GCSPrank Is Here

For people who spend the day saying and writing things that others accept, while thinking things that are infinitely more interesting.

Monday, May 16, 2005


They swarmed on campus like a multi-headed creature, with an odd number of heads and legs. They tittered, giggled, cheered, tittered, screeched, tittered, shrieked, clapped and did I mention they tittered? They moved in herds with amoeba-like fluctuations that were appealing and disturbing to watch.

They were high school girls on a college campus... where there were college men. Even I qualified as an interesting specimen when that broad a definition was used. The occasional exchange was a break from routine for me and an anecdote in the fall for them.
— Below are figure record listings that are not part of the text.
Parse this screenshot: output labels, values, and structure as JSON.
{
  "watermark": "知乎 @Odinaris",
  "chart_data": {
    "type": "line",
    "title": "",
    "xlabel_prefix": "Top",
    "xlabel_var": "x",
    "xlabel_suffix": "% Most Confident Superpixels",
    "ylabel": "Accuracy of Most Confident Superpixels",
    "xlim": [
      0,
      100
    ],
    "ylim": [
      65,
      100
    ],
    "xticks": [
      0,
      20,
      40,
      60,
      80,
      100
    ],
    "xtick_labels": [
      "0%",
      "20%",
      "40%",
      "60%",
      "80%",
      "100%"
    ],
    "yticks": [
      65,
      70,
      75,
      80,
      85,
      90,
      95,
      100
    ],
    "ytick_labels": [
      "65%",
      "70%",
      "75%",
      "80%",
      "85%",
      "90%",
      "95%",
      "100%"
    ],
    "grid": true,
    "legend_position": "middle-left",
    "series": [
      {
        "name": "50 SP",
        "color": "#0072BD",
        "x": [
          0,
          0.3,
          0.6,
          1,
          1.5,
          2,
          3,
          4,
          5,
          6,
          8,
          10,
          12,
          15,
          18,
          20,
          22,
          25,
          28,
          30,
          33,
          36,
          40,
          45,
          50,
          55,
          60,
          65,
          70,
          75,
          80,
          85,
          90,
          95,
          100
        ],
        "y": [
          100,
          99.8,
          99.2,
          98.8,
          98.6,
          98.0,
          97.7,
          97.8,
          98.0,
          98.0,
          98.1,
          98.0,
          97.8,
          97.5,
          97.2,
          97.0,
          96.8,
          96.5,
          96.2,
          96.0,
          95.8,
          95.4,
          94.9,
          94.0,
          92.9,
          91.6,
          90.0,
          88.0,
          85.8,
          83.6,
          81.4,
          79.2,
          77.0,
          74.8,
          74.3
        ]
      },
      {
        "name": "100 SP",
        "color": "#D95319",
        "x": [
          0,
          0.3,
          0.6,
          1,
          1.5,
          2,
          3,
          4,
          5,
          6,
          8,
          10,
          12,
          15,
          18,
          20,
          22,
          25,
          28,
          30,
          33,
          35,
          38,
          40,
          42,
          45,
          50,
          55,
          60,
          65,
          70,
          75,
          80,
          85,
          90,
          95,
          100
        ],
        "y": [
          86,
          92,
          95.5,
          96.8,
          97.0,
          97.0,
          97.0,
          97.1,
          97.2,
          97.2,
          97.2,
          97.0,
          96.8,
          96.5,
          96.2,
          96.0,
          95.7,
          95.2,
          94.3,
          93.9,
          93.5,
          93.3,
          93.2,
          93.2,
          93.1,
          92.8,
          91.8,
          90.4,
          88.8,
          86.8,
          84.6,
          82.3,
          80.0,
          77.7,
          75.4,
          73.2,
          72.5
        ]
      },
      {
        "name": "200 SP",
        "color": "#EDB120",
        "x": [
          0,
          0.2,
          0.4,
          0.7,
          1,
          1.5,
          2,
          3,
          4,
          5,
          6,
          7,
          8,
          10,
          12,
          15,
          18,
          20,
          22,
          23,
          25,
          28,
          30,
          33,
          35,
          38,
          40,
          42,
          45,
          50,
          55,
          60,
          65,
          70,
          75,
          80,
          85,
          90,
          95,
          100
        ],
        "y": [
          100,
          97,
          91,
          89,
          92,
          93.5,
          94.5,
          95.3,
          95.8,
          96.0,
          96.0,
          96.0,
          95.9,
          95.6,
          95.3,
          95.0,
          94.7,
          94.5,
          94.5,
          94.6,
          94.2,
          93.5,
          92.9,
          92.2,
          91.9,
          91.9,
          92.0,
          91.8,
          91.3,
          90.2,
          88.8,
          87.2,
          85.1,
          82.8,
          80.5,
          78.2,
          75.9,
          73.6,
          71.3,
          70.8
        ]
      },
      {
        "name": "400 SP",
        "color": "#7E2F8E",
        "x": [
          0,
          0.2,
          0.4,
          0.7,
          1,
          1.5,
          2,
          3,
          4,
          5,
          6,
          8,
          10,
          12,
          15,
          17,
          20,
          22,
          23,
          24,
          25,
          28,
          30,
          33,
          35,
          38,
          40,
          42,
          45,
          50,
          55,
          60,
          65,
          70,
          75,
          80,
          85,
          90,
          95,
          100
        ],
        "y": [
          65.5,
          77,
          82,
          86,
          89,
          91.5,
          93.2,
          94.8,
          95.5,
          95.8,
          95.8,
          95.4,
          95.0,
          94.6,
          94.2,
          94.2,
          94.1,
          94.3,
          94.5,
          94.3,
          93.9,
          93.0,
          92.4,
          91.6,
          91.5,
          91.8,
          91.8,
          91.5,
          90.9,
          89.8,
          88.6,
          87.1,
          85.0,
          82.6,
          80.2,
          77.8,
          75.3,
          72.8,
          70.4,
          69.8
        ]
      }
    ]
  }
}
One Tuesday afternoon, passing the Student Union, a voice from a cheerleader herd called out in a cloud of laughter: “Would you date me?”
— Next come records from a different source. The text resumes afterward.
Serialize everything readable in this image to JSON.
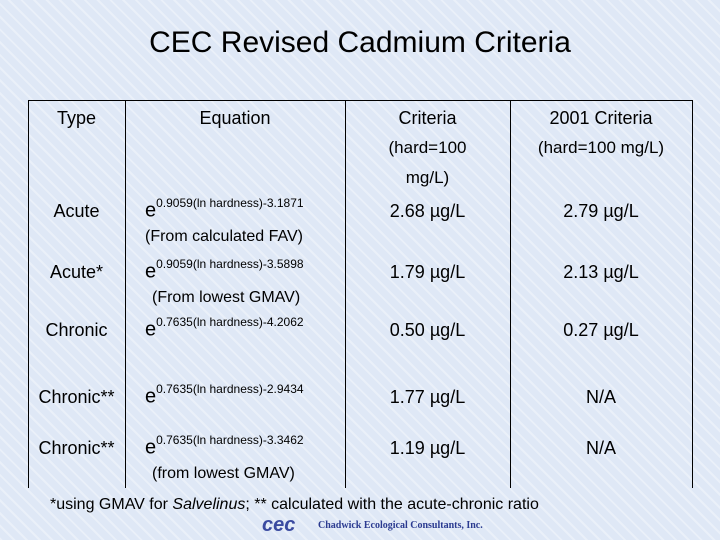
{
  "title": "CEC Revised Cadmium Criteria",
  "table": {
    "headers": [
      [
        "Type"
      ],
      [
        "Equation"
      ],
      [
        "Criteria",
        "(hard=100",
        "mg/L)"
      ],
      [
        "2001 Criteria",
        "(hard=100 mg/L)"
      ]
    ],
    "rows": [
      {
        "type": "Acute",
        "base": "e",
        "exponent": "0.9059(ln hardness)-3.1871",
        "note": "(From calculated FAV)",
        "criteria": "2.68 µg/L",
        "criteria_2001": "2.79 µg/L"
      },
      {
        "type": "Acute*",
        "base": "e",
        "exponent": "0.9059(ln hardness)-3.5898",
        "note": "(From lowest GMAV)",
        "criteria": "1.79 µg/L",
        "criteria_2001": "2.13 µg/L"
      },
      {
        "type": "Chronic",
        "base": "e",
        "exponent": "0.7635(ln hardness)-4.2062",
        "criteria": "0.50 µg/L",
        "criteria_2001": "0.27 µg/L"
      },
      {
        "type": "Chronic**",
        "base": "e",
        "exponent": "0.7635(ln hardness)-2.9434",
        "criteria": "1.77 µg/L",
        "criteria_2001": "N/A"
      },
      {
        "type": "Chronic**",
        "base": "e",
        "exponent": "0.7635(ln hardness)-3.3462",
        "note": "(from lowest GMAV)",
        "criteria": "1.19 µg/L",
        "criteria_2001": "N/A"
      }
    ]
  },
  "footnote": {
    "before": "*using GMAV for ",
    "italic": "Salvelinus",
    "after": ";  ** calculated with the acute-chronic ratio"
  },
  "logo": {
    "mark": "cec",
    "text": "Chadwick Ecological Consultants, Inc."
  }
}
“Only if you’re naked!” I yelled back, causing even greater clouds of laughter and setting off a flutter of spastic gyrations.

The top moment in my mind was sitting in the cafeteria with Bill, in our usual next-to-the-entrance table. The place was almost empty when four cheerleaders came in, a grand total of nine inches separating all four heads from each other, their legs choreographed in some instinctive way so that every step landed where it should. They were dressed up in what I could only describe as “informal teenage chic,” a fashion trend that changes every eleven days (except in big cities where it changes every six.)

I was ruminating about something to say as they walked by, an integrated unit of teenage vanity, when Bill yelled out “Look at them! They think they’re pretty!”

The girls wilted. Wilted, I tell you. In the time it took them to walk twenty feet they went from “fabulous” to “failures,” their body language a visual apology for being in our midst.

I turned to Bill and said “That was cruel.” He looked at me, impassive. I shook my head and added “I wish I’d said it!”

I brought that up when we saw each other recently and he told me his top cheerleader moment was something I’d done. We were sitting on the window ledge up at the office, the summer heat forcing a search for some less-stale air. A group of some 15 cheerleaders herded by and as they passed near us, I let out a wolf whistle. Heads snapped in my direction and smiles flashed. Then I yelled “Not you!”

Heads snapped back and some dropped. Postures slumped. But as Bill so keenly remembers, one girl had not turned to seek out the whistler. And as the herd moved on, her smile made it clear that my little jest had very much made her day. Maybe even the whole summer.